Sorry to read your post herbenny1 its so sad to hear of this kind of thing. They must be brain dead to do this kind of thing to other peoples cars/motorhomes. Just wish we could catch them at the time......and yes i would take the law into my own hands, sod the end result. Hope it turns out ok for you. Chris  :sad:


----------



## maingate (Sep 6, 2011)

theteapackets said:


> Is it ok to use a jetwash, I've always been worried that the joint seals might not take that kind of pressure ???



Do not use a jet washer on a coachbuilt. You are right about damaging the joint seals.

I use a garden hose with an adjustable nozzle that I bought for about £1 from Wilkinsons. It varies from a fine mist to a good strong (but not too strong) jet of water.


----------



## Muninn (Sep 6, 2011)

Someone above mentioned planning (sorry I'm using my phone so not easy to quote), but I think you don't need permission for anything less than 2.5m high. There's footprint area to take into account, but smaller garages fit fine. Check yer local council website, ours has a planning queries page with FAQs.

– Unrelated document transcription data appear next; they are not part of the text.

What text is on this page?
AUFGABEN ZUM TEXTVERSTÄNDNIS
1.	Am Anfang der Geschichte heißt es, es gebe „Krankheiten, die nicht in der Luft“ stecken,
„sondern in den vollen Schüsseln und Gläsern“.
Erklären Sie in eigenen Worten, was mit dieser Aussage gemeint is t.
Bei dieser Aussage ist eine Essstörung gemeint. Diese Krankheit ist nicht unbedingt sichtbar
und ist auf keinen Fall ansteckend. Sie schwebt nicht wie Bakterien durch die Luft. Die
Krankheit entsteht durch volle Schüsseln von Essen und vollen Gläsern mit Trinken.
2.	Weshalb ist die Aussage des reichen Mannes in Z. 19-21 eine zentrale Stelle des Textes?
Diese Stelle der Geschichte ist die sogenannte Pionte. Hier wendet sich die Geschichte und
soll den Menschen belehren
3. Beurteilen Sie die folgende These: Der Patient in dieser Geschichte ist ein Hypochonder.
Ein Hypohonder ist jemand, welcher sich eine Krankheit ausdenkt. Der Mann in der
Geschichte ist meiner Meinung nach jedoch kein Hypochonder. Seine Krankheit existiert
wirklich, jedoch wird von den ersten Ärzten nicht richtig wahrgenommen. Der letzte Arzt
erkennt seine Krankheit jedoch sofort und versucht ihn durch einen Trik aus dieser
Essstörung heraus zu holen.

I'm trying to get my garage built ready for winter. It was an old shed I got for nowt (!), made from panels screwed onto a heavy timber frame. Needs putting on a layer of blocks to get the height right, but should be perfect. Well better than on the road anyway. Just need to make an access of the side road and chop a couple of leylandii first...


----------



## Firefox (Sep 6, 2011)

You can use a jet washer so long as you don't put it too close to the body. Obviously, the further you keep it away from the body, the less the pressure will be.

I use it all the time on mine, which admittedly is a panel van, but I do have vulnerable seals with non drying mastic under the rooflights and other areas. Clearly I am not going to hold the jet 2 inches away from the seal and blow all the mastic out ;-)  Working from a step ladder it will generally be 2 to 3 feet away and not directed at any seals. Just use common sense and you'll be fine


----------